I don't know much about them, but thought the oil needed to either drip on hot wood so you need to keep adding wood, or set up to drip on a hot cast iron skillet? Gotta get the skillet hot hot to begin with?

--->Paul
 
here is a link to mother earths website, they have plans for a couple different home made waste oil heaters. pretty interesting.
poke here
 
I just talked to someone about a commercial built drip unit..he stated it burns super clean and never smokes..the key is to get the burner pot warm..his start procedure is to use a cup of diesel in the burner..personally I would think it would take a bit to get it hot but it should burn clean when it is hot. The Mother Earth plans look good. 1 quart of oil per hour seems pretty decent to me! Good Luck and make sure you post back with pics and info!!
 
The ones that I have seen dripped on a plate set at an angle with about three sixteenth inche holes that caused a splatter.
 
Thanks for the link and the tips. The Mother Earth designs look really simple to make and, given a little more technology in their engineering, could be made to heat alot more than just my shop.
 
Had a home-built stove much like you've described (made out of 'diamond' plate) way back when.......there were several of us and we worked in the shop most days after feeding. We had a 4 foot wide storage shelf up near the roof that ran alongside one wall of the shop; had a 30 gallon barrel on it.......above the stove with a valve to regulate the oil flow and a salvaged squirrel cage fan to move the air. Kept the used oil in a 500 gallon tank out back; we did as Paul suggested........started a wood fire and never let the stove run completely out of wood; the oil just dripped onto the burning wood. When I retired, gave the stove to a fellow who once worked for my dad; he's since died and I'm sure the stove went for scrap iron..........
 
I have a friend who burns waste oil in his converted wood stove. It's a drip situation - makes a lot of heat, but it's spooky. He burns 1 load of wood per winter, supplemented with the oil drip. It does a good job of heating his shop, but he won't leave it unattended - even shuts off the drip when he steps outside to take a leak.

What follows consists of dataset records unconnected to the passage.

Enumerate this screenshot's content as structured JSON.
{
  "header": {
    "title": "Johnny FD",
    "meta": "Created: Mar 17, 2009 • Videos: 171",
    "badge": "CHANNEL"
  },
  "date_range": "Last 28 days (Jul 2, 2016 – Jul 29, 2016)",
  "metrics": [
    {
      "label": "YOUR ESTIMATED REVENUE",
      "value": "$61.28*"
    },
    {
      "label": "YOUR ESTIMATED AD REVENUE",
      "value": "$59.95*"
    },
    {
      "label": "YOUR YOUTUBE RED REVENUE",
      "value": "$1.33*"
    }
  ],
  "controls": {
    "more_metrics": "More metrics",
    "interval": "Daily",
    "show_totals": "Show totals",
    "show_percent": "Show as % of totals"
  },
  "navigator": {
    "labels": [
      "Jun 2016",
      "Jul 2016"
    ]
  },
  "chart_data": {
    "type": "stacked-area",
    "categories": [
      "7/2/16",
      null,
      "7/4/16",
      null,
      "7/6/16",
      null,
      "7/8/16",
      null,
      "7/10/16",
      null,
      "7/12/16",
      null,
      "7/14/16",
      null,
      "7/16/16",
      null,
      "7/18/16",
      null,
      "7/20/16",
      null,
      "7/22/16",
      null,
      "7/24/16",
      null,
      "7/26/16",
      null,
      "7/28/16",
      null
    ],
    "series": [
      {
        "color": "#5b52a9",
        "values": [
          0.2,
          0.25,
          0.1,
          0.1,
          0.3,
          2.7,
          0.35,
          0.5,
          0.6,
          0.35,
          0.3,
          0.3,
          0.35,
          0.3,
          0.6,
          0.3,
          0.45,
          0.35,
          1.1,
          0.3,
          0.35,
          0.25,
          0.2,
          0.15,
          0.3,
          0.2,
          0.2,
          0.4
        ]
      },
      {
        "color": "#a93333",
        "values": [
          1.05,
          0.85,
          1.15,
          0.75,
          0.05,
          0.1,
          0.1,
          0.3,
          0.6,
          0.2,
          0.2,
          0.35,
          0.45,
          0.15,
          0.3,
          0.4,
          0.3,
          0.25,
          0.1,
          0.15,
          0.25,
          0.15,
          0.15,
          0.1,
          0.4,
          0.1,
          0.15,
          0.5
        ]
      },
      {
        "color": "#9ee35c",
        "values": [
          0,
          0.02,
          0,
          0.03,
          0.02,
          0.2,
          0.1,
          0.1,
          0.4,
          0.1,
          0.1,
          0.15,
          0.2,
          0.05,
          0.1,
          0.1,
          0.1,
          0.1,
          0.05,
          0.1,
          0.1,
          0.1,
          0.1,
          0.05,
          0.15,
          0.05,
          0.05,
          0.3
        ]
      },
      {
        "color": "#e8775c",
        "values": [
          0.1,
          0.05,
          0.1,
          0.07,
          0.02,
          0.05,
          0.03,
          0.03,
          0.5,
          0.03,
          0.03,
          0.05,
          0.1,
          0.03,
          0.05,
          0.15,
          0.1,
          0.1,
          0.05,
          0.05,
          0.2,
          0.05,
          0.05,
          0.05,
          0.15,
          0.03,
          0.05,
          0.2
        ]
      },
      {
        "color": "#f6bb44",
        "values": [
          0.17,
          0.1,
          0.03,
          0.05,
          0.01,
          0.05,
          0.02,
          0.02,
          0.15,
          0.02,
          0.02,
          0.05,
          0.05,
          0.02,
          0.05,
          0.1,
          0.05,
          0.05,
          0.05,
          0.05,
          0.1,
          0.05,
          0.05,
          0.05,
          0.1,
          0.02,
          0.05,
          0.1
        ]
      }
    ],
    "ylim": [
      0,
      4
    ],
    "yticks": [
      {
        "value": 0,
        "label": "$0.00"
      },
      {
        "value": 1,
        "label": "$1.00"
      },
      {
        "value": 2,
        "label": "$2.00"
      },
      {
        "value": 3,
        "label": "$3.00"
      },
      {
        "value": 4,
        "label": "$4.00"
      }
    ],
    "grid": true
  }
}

I don't think I'd want to fool with the uncertainty of it.

Paul
 
I drip oil on wood and works good. Just don't go off and leave it. Oil gets warm and run's faster and the hotter it gets. But works good starting wood fire and used as a supplement to the wood. I know it will run me out of the shop if I let it get going too much. Just watch it! Can be a danger if not looked after.
 
In the 1920's, my grandfather had a setup that used waste oil to help heat his shop. He had several barrels in the attic, where they stored oil that they saved when they changed oil through the year. In the stove, they burned wood and lignite coal (this was in Eastern Montana). When the stove was hot, they would turn on the valve that allowed a little bit of oil to be piped into the stove, where it ran down a chain. The oil was vaporized on the chain and burned quite well.

My Dad said it would heat the shop so well that you sometimes had to open the door to cool it down. I don't know how bad it might have smoked, and I can't ask my Dad or grandfather--they have both been gone for years.

I suppose it was pretty important to turn off the oil valve when the stove was not being monitored. If the fire went out and the valve was on, the oil would continue to gravity feed until that barrel was empty. That might have made an awful mess!